Intorno a mezzanotte, dopo avere attraversato la città, i confrati riportano S. Rosalia nella sua Cappella in Cattedrale salutandola con il grido di: “Viva Palermo e santa Rosalia” (courtesy Tommaso Calamia, Associazione culturale “Caput Seralcadi”).
 
Il Corteo
 
Il grande corteo del 14 di luglio, che precede il carro, ha subito negli ultimi anni una evoluzione: è una grande rievocazione collettiva dei drammi del 1624 e della gioia per la liberazione dal terribile morbo.
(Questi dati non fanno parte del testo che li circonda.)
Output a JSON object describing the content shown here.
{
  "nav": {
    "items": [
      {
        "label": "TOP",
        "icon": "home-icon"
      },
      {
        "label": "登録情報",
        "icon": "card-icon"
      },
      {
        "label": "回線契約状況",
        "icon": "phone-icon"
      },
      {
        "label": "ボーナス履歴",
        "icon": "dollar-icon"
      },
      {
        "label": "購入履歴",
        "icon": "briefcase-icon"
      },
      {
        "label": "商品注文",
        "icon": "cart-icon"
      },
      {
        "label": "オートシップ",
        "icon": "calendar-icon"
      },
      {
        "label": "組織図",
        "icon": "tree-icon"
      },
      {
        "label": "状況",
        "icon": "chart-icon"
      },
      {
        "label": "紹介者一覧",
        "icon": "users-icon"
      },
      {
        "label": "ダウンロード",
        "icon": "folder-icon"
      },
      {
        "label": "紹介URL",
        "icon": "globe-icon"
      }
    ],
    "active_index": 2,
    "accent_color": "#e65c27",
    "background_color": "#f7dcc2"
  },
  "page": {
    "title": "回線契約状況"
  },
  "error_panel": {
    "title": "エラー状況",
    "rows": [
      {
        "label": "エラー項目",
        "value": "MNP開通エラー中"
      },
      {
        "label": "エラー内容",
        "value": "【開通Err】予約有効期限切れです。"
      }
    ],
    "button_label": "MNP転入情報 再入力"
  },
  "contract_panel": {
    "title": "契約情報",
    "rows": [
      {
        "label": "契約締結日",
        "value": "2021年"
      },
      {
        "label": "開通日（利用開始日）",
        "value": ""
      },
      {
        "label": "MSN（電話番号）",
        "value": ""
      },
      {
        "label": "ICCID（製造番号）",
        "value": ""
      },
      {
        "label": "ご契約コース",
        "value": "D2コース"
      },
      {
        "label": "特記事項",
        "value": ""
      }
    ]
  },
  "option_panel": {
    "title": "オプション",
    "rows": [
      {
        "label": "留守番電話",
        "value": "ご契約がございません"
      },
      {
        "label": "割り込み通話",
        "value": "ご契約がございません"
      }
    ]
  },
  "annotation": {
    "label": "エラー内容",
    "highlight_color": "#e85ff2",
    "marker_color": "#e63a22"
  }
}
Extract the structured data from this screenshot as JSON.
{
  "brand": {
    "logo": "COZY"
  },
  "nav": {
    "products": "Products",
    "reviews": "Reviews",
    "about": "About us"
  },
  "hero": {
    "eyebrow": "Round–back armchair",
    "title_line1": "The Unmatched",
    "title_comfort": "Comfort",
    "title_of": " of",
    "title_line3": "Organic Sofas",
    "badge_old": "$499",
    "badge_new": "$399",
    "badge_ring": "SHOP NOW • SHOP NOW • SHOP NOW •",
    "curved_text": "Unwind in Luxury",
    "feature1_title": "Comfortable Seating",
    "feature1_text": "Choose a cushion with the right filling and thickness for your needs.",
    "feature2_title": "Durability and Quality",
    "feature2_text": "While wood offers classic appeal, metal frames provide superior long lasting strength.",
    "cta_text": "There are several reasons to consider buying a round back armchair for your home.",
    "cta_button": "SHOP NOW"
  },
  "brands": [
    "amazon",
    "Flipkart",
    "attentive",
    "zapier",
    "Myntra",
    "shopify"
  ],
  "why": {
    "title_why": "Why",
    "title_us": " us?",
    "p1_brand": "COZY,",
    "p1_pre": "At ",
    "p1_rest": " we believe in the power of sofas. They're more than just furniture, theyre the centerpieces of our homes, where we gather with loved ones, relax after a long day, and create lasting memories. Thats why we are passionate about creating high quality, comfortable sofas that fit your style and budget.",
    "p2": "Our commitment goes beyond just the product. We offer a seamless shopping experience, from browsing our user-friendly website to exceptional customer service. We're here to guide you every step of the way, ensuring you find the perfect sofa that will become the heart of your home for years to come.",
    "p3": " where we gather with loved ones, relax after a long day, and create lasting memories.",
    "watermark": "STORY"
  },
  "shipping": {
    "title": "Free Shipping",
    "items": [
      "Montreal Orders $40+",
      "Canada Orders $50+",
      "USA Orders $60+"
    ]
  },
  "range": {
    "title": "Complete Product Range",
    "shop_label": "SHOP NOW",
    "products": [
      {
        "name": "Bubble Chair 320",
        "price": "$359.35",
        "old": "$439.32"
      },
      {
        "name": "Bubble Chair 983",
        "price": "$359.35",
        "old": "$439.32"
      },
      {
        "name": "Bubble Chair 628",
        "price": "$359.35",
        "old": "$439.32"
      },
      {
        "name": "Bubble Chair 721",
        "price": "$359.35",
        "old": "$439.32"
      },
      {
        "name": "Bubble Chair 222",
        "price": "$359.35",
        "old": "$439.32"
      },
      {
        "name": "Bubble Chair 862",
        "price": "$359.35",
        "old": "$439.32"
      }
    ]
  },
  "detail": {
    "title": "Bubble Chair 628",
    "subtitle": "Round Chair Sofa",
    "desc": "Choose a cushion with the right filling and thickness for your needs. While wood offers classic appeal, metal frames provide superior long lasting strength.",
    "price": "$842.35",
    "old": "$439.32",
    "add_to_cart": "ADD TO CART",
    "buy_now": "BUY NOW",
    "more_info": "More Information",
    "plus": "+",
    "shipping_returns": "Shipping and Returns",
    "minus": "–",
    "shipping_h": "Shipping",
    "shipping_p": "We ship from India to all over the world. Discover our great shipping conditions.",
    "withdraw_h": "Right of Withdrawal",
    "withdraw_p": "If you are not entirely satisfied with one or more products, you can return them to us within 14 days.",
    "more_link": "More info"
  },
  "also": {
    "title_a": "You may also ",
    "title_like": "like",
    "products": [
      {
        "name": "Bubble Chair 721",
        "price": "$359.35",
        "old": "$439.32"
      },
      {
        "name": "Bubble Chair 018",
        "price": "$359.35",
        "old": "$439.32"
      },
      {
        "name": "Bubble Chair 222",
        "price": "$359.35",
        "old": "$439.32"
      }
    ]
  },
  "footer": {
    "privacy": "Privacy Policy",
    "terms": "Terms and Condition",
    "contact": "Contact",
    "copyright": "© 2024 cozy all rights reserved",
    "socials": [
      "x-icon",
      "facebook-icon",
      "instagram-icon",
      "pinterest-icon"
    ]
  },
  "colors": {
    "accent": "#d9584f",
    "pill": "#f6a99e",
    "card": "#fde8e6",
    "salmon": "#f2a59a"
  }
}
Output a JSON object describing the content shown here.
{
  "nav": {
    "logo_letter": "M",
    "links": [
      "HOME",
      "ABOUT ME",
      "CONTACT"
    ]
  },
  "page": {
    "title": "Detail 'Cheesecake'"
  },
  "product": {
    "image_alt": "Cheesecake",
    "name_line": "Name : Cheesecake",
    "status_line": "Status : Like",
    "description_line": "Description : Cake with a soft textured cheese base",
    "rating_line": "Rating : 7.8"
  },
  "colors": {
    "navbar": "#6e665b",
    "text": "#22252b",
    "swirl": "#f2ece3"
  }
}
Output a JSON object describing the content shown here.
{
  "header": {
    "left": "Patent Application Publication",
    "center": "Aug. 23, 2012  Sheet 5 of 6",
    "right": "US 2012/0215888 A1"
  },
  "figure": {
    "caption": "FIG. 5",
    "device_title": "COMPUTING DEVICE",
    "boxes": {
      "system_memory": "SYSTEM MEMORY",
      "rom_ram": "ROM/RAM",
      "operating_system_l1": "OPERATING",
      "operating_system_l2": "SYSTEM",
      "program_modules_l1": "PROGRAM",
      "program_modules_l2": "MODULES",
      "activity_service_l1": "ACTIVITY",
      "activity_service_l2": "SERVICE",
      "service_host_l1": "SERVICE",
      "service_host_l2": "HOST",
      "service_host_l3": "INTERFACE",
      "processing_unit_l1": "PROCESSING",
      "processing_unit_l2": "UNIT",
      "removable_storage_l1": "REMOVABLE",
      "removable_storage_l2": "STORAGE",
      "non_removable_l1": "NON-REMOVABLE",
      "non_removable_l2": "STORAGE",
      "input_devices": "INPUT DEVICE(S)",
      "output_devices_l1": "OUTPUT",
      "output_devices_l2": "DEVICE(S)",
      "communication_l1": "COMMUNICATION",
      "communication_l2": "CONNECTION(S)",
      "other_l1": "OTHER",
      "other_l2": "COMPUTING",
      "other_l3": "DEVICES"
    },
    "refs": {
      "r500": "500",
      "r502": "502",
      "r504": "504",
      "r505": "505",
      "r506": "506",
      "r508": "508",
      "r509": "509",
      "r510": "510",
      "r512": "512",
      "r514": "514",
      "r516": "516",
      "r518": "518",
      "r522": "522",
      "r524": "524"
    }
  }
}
Le centinaia di migliaia di spettatori diventano protagonisti di quegli avvenimenti.
 
Viene rivissuto il diffondersi della peste quando il 7 maggio del 1624, contro il parere del senato, il vicerè Emanuele Filiberto consentì l’attracco del vascello sospettato di avere appestati a bordo, ma pieno di mercanzie e ricchi doni a Lui inviati dal re di Tunisi. Il Corteo racconta, tra i fuochi della distruzione e del dolore, la città prostrata, percorsa dai carri pieni di appestati destinati alle fosse comuni ed appena fatti uscire dalle case “barrigiate”, cioè chiuse con barre e sorvegliate da soldati per impedire che gli ammalati potessero uscire.
 
Dal grande dolore alla grande gioia quando l’Angelo, per intercessione di Rosalia, che affettuosamente è invocata come la “Santuzza”, libera Palermo dalla peste. E’ un tripudio di fuochi di gioia, che illuminano la Cattedrale, mentre tra la folla altri angeli sono portatori del fuoco purificatore. Il corteo si conclude alla marina tra i forti bagliori e gli assordanti botti dello: “Iocu I Focu” Prima di alzare gli occhi al cielo, come è tradizione, i palermitani si sono rifocillati con: “feddi a parmiciana”, “babbaluci”, “pani ca’ mevusa”, “sfincionello bellu”, “stigghiole” e per passare il tempo: “noccioline, calia e simienza”.